09242018Headline:

Ramaphosa succède à Jacob Zuma à la tête de l’Anc et de l’Afrique du Sud

Le vice-président Cyril Ramaphosa a battu d’une courte avance (51,8 %) sa rivale Nkosazana Dlamini-Zuma dans la course à la tête du Congrès national africain. Le nouveau président du parti devient automatiquement candidat aux élections générales prévues en 2019. Il avait été le choix de Nelson Mandela. Le mythique président de l’Anc le voyait à la tête du plus vieux parti d’Afrique. C’est chose faite depuis hier. Cyril Ramaphosa a remporté 2 440 voix, contre 2 261 à sa seule rivale, l’ancienne présidente de l’Union africaine et ex-épouse de Jocob Zuma, Nkosazana Dlamin Zuma.

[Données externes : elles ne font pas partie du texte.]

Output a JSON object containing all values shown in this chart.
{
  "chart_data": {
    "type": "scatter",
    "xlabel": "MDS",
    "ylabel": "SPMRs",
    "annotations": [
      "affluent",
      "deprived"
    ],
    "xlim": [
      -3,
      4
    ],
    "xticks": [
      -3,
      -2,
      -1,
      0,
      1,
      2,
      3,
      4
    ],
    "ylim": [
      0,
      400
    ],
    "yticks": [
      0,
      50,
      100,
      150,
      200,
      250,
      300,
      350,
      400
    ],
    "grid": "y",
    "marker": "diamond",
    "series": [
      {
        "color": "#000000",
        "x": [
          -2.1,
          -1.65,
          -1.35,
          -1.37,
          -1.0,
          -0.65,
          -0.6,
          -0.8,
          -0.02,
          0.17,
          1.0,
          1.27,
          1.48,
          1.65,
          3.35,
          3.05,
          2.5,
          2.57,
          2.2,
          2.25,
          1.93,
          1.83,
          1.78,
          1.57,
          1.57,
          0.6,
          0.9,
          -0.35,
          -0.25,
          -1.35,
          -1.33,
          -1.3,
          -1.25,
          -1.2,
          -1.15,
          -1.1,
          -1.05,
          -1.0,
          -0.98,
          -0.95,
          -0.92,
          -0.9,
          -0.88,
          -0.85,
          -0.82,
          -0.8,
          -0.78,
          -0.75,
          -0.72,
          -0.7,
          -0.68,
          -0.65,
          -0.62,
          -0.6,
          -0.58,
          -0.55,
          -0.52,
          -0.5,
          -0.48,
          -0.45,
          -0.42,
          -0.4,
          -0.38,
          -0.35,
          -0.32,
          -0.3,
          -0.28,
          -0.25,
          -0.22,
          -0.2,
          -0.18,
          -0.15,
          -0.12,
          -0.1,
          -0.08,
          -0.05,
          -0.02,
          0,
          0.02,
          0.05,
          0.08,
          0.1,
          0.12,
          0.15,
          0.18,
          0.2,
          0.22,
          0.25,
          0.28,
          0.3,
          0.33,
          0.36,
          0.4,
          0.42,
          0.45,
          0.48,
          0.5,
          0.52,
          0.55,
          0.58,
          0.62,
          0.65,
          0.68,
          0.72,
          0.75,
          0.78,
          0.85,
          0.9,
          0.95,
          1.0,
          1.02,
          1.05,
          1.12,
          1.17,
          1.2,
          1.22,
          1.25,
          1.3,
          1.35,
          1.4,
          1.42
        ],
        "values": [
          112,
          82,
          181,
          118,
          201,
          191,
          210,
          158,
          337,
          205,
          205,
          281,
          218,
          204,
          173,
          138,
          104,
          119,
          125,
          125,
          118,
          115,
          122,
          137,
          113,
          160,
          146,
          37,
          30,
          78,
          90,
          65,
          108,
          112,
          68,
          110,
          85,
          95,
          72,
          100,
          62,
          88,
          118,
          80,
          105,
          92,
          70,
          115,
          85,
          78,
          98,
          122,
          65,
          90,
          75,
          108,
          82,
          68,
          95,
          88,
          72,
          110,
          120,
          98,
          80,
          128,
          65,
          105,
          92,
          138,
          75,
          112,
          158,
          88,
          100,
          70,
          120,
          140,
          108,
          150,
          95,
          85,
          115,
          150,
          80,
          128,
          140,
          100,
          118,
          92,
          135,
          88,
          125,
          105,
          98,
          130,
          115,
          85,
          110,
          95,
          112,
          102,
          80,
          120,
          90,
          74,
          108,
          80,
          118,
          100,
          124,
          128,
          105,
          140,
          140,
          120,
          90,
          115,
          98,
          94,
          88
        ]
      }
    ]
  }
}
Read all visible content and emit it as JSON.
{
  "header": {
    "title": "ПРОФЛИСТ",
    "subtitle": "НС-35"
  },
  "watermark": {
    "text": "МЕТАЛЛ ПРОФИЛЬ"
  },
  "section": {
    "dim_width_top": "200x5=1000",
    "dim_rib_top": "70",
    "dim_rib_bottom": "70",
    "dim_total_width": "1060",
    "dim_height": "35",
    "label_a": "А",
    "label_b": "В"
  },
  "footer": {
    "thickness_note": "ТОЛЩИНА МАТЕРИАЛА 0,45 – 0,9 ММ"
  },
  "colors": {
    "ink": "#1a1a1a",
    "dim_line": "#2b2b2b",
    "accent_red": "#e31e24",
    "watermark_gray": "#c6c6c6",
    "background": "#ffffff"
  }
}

Au terme d’un duel très serré, il a devancé de 179 voix à peine son unique rivale. Soutenu par les milieux d’affaires et les centres urbains, le vice-président, militant anti-apartheid de la première heure, semblait se préparer au poste depuis sa tendre enfance. Cyril Ramaphosa, 65 ans, a fait campagne en dénonçant la corruption du clan Zuma. Ancien syndicaliste reconverti en richissime homme d’affaires, il a aussi promis de relancer l’économie du pays, qui peine à sortir de la crise, et de créer des emplois pour faire reculer un taux de chômage au plus haut à plus de 27 %.

Qui est Cyril Ramaphosa

Né en 1952 à Johannesbourg, dans une famille modeste, le nouveau patron de l’Anc est avocat. Il est dans la lutte contre la ségrégation raciale depuis l’âge de 20 ans. À l’université, il adhère à l’Organisation des étudiants sud-africains et est arrêté en 1974. Il reste emprisonné pendant onze mois, puis de nouveau en 1976, après les émeutes de Soweto. En 1982, il devient le secrétaire général du Syndicat national des mineurs nouvellement créé grâce à sa perspicacité. Avec ce syndicat, il enclenchera la plus grande grève de l’histoire du pays en 1987. Cyril Ramaphosa gagne sa notoriété à partir de cette grève qui avait énormément secoué le régime racial d’alors.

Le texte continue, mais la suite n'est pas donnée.